The charcoal layout can influence the time a cast-iron kettle takes to boil by tens of minutes. Not to mention the type of charcoal used, how thoroughly it was lit, and in what brazier it burns. While two kettles are necessary, it's cumbersome to have both ready at the same time. Predicting how fast the first kettle will be consumed and considering the state of the charcoal roughly determines how much time the second kettle requires to reach a boil. On a good day, one kettle drips dry whilst the other boils to a fish eye. The rate that water is used varies bowl by bowl and guests may arrive and dissipate like birds on a power line. Of course, each tea itself lends to variance in preparation based on the amount and method of brewing. Where is the flow? When to put on the next kettle? What is the rhythm of change?

She grits her teeth like a threatened alley dog through the physical pain and mental calamity that build in unison, but remains cross-legged, determined to return to the soft center of her own rhythmic breath. Her eyes remain shut. Through her nostrils, the dry air is moistened, taken in deeply, and exchanged in exhalation. For a brief moment, her mind shines with silence like the full moon from behind a thin veil of clouds. Breathe in.

Tea rhythm happens in the course of a day, over the period of a week, throughout each month and within the year. Rhythm nested within rhythm where changing circumstances can cause a shift from one level to the next at any moment. Is this chaos or rhythm married to change? Surely, if any pattern is to be recognized, it must be done with great attention to detail, and only in the present moment. Flow is found in awareness and skilled reaction to that pattern. Rhythm is realized in a regular and intuitive response to that flow.

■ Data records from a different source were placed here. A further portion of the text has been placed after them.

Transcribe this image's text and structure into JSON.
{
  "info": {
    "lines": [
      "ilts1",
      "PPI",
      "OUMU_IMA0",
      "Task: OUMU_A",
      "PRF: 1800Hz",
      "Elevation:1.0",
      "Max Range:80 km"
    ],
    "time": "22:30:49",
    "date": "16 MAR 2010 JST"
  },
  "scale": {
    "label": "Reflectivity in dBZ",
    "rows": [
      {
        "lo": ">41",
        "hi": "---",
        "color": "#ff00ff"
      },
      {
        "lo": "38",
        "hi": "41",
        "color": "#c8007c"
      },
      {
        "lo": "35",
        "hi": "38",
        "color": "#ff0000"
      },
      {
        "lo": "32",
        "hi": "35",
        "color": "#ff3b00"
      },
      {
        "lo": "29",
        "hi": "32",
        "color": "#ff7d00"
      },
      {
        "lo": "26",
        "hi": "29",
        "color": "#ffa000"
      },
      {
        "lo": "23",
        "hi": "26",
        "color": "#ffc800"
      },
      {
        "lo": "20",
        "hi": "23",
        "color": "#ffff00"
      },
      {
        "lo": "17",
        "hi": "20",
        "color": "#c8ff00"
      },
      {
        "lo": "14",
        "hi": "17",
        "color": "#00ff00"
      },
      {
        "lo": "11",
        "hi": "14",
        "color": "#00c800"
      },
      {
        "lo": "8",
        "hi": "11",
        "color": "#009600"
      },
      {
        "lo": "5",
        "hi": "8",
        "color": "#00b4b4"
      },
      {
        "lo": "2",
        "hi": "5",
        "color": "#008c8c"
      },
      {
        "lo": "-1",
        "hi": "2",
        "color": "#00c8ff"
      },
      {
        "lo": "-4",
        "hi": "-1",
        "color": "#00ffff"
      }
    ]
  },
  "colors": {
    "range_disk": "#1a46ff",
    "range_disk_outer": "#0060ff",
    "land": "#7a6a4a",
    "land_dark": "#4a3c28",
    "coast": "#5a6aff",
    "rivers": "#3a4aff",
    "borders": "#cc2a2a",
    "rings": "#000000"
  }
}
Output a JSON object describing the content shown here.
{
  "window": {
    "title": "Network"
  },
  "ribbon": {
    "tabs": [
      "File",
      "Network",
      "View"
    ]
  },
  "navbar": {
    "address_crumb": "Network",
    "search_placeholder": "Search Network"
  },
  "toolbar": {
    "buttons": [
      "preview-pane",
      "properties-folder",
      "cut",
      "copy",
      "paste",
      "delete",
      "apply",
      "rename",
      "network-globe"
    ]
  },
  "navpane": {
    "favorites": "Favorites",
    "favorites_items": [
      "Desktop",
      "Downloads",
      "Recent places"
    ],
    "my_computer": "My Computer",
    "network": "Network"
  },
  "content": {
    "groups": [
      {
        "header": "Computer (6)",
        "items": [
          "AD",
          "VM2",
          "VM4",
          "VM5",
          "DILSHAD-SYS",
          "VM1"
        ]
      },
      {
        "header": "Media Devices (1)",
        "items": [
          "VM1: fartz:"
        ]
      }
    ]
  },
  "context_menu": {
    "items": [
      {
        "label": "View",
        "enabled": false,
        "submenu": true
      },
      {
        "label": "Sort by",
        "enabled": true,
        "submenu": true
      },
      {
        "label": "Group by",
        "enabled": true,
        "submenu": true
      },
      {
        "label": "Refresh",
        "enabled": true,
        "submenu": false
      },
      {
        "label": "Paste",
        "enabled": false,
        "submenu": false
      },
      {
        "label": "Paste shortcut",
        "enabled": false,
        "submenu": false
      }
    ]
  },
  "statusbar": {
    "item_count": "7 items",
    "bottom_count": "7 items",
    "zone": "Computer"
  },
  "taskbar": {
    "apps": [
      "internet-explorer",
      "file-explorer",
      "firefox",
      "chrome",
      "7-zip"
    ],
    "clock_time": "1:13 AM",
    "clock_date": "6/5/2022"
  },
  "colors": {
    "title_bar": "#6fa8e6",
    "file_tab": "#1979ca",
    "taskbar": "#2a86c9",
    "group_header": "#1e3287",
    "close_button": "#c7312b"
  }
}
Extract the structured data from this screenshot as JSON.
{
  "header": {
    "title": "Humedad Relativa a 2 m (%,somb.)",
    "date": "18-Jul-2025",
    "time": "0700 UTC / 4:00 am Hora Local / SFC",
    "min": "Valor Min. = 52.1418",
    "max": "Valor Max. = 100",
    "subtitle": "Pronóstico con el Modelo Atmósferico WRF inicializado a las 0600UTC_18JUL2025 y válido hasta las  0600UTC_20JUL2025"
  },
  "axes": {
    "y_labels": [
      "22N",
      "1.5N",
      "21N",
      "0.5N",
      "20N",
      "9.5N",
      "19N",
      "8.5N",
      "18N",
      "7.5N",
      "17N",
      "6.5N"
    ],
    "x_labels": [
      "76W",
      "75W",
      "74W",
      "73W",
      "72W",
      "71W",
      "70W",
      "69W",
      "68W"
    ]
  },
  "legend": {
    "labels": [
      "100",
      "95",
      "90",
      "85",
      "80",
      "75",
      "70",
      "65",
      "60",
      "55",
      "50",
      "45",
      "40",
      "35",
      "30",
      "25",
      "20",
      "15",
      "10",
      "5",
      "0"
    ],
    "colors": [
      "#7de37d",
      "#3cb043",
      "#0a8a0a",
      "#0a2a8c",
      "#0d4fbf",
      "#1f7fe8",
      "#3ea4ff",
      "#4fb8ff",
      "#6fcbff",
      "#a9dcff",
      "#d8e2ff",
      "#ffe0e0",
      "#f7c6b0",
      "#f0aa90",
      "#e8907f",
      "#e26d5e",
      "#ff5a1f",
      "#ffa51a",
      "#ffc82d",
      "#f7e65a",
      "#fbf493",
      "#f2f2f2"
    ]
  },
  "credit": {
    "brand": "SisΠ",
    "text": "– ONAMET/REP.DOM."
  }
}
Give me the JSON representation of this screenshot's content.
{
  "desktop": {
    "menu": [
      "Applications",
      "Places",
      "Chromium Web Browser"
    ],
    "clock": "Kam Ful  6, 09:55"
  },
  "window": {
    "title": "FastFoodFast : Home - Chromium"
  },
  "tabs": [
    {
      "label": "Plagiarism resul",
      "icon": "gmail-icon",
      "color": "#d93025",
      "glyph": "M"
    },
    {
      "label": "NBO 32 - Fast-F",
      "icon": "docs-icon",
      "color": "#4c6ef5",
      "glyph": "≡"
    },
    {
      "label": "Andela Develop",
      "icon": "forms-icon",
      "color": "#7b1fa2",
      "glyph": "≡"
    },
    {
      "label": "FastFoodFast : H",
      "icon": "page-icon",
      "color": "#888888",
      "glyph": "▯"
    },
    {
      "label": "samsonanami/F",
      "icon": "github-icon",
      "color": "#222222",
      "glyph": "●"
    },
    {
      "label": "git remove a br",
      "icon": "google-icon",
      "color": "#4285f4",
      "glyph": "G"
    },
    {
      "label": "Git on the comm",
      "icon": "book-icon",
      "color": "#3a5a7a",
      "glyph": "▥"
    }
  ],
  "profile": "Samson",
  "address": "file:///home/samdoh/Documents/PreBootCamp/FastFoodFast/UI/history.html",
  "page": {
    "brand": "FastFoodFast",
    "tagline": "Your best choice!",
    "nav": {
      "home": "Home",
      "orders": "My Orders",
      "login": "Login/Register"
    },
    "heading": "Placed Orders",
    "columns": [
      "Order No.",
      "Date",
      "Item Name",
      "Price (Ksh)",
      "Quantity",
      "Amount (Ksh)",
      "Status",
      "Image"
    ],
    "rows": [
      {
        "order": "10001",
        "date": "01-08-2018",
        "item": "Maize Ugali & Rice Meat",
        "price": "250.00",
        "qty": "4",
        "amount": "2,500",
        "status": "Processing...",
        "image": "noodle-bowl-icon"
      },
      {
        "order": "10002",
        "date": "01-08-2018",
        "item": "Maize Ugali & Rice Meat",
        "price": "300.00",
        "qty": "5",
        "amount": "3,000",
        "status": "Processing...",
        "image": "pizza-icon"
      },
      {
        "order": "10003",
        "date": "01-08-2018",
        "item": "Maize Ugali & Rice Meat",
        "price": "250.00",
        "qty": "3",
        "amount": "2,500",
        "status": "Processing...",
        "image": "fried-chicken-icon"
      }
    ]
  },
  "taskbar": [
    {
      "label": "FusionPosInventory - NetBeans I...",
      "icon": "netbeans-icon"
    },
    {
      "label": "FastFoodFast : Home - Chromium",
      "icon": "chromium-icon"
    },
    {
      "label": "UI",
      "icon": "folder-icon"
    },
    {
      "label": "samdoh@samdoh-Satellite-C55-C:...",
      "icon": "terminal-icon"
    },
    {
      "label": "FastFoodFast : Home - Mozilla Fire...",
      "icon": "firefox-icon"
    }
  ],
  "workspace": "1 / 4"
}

Calm, she remains poised, letting these thoughts pass just as they spontaneously arise. Not attached to having them, not attached to letting them go, and always resolved to return to the breath.

Breathe out.

What beautiful rhythm lies at the tea table. Mental music slowly subsiding, the sound of silence ever increasing, offering bowls full of tea, returning them empty to the heart - medicine for the people - fetching of water and exchanging of kettles, pouring from spouts and delicate sounds, steam rising and wavering, warming of lips and easing of tension, the final steeping, cleaning, this tea gathering dies to be born again. Through tea make friends.

Her mind wanders no more. For whatever time remains, she sits in inner stillness. Eternity. She has realized the base rhythm:

Breath in. Breath out.

It's not how many times your mind wanders, but how many times you bring it back.